Murtakibudz Dzunub - Ikhwan itu tertunduk lesu setelah membaca secarik kertas yang terbungkus rapi dalam amplop putih. Batinnya bergolak hebat tidak percaya dengan apa yang barusan ia baca. Mungkin sakit, pedih, perih, bak di sayat sembilu beracun yang sedang ia rasakan.
Kenangan indah yang beterbangan di alam pikiran, semakin menghancurkan cita dan harapan. Namun ia tidak ingin menyalahkan keadaan dan asbab dari prahara hatinya.
"inilah takdir Allah.." begitu dalam bisik hatinya, sembari memejamkan mata.

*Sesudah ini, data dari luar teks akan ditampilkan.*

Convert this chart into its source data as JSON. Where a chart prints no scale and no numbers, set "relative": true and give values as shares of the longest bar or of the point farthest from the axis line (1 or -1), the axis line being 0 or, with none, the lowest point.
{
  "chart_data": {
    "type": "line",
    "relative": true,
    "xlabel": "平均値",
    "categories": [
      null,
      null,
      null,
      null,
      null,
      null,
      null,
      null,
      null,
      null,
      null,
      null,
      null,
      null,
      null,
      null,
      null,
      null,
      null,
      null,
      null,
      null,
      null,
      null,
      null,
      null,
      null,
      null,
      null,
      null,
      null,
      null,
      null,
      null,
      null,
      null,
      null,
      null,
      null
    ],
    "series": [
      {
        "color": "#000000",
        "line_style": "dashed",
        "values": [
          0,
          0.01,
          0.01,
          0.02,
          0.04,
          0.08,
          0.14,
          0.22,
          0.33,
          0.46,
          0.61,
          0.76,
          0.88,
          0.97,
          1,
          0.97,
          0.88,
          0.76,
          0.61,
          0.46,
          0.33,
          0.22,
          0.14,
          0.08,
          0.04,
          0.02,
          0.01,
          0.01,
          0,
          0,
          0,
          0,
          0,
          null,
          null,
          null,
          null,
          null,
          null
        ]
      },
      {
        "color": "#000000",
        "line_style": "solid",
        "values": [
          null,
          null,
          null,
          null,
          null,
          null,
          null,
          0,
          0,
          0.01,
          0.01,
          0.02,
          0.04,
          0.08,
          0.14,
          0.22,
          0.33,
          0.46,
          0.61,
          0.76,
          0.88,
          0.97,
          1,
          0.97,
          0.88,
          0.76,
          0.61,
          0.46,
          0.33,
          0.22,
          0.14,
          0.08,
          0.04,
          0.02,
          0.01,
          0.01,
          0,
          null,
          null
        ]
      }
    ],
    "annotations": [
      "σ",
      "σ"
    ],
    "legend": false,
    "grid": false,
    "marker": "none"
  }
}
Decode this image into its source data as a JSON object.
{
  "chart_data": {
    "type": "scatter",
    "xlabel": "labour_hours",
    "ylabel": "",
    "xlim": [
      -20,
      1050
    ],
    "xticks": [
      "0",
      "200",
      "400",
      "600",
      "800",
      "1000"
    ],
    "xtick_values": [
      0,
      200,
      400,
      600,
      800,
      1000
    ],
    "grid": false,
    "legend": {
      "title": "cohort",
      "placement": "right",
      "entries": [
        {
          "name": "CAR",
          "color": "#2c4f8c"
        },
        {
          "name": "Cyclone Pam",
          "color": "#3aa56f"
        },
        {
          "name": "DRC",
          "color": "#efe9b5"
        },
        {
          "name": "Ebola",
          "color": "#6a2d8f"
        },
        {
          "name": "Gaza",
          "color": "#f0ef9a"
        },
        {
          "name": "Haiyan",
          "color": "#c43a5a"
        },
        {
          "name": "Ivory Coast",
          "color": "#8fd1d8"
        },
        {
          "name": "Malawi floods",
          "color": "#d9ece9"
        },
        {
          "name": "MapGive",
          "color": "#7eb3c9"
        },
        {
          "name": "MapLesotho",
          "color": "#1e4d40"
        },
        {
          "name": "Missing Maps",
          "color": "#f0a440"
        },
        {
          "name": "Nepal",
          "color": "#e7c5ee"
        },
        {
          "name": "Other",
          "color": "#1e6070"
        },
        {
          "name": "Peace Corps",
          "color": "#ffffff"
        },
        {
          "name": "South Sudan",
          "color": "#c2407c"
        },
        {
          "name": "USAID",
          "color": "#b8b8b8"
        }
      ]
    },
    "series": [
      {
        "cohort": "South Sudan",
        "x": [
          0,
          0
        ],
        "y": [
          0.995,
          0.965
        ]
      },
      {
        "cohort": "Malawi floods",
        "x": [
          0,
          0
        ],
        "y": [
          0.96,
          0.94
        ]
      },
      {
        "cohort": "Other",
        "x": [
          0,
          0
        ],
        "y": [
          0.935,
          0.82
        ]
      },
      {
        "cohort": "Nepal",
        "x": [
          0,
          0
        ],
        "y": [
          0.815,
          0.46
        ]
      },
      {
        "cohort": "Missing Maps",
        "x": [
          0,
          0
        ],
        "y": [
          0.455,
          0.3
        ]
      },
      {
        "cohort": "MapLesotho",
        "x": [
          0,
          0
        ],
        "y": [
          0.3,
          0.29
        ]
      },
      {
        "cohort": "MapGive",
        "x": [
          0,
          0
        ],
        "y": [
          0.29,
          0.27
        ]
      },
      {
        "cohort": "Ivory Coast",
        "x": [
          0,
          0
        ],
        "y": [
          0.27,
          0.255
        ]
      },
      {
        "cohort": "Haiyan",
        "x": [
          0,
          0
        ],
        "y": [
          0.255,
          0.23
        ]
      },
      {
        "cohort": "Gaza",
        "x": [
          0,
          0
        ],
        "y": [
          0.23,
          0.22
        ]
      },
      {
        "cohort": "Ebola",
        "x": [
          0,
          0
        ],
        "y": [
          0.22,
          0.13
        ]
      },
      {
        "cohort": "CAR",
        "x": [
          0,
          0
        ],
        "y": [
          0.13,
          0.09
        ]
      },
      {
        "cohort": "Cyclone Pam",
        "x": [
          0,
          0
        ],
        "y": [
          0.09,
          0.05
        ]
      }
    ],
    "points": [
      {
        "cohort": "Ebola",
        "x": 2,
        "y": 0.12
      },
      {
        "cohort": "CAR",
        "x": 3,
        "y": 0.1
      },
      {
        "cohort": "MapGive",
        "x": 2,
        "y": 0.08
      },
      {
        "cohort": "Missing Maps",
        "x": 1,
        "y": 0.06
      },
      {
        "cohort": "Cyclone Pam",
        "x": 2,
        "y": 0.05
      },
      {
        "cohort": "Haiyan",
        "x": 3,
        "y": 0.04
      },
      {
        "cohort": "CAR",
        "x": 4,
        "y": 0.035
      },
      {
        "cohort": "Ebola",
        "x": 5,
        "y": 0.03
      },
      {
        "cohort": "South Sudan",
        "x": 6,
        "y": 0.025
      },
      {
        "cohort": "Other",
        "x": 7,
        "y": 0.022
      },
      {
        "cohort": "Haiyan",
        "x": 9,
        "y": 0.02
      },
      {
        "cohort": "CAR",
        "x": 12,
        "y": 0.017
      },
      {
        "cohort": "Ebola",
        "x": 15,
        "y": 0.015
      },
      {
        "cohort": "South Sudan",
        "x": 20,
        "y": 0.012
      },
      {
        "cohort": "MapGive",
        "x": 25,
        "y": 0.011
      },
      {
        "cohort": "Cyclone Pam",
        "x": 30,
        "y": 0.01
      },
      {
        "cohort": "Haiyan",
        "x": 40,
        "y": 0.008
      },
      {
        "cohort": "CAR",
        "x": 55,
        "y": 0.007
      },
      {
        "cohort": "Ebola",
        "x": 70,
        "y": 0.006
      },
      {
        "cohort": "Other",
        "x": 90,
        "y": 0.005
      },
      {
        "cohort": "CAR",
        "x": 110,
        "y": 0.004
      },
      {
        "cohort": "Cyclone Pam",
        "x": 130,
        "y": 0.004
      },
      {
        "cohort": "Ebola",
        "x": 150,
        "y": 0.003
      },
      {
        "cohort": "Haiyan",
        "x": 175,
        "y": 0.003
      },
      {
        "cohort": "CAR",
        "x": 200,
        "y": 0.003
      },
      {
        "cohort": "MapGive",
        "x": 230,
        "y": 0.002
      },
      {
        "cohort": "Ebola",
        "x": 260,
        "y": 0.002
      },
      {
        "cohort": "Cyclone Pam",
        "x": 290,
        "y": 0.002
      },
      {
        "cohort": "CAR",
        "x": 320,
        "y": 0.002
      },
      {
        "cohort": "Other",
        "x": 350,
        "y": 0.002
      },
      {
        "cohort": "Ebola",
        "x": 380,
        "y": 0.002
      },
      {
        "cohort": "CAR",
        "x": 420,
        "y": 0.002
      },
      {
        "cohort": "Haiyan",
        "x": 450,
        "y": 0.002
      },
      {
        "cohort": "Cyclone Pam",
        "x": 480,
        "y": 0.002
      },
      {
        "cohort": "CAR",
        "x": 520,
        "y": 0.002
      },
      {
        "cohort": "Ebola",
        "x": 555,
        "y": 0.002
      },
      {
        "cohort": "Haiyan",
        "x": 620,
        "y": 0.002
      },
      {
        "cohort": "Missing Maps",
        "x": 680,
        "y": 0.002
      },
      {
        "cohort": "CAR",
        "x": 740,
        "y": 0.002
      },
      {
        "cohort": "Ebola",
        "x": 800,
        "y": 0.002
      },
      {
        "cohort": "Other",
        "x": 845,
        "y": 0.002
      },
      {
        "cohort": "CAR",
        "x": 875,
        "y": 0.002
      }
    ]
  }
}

Dulu aku mencintaimu karena hatiku memang menginginkan itu
Dulu aku menyayangimu karena aku menganggap kaulah yang dipilihkan Allah untukku
Sungguh tak tersirat dalam benakku untuk menyalahkanmu yang memilih meninggalkanku
Sungguh tak pernah terlintas dihatiku bahwa kau telah mendzalimiku
Karena aku sadar kala hatiku mencintaimu, Allah yang menggerakkan perasaan itu
Begitu juga saat kau meninggalkanku, karena Allah juga menginginkan hal itu
Namun yang harus kau tahu
Tak ada pecinta yang meninggalkan bekas dendam dihati
Tak ada pecinta yang menjadi budak oleh ego nafsu sendiri
Aku bukan patah hati karena kau mencampakkan ku
Aku bukan patah hati karena tidak bisa memilikimu
Tapi aku patah hati sebab aku cemburu melihatmu
Karena kau telah berhasil menempatkan cintamu sepenuhnya untuk Tuhanmu
Sedangkan aku sendiri belum mampu
Hatiku pilu, karena belum bisa sepertimu
Hatiku sakit, dengan cintaku yang berhasil membodohiku
"aku meninggalkanmu karena aku sayang padamu, kalau kau memang takdirku... aku akan setia menunggumu tanpa batasan waktu. Ijinkan saat ini aku meninggalkanmu, supaya aku tidak menduakan cintaku kepada Tuhanku karena besarnya cintaku padamu... (maaf)"
Itulah baris terahir dari suratmu yang menghantam hebat hati dan keimananku.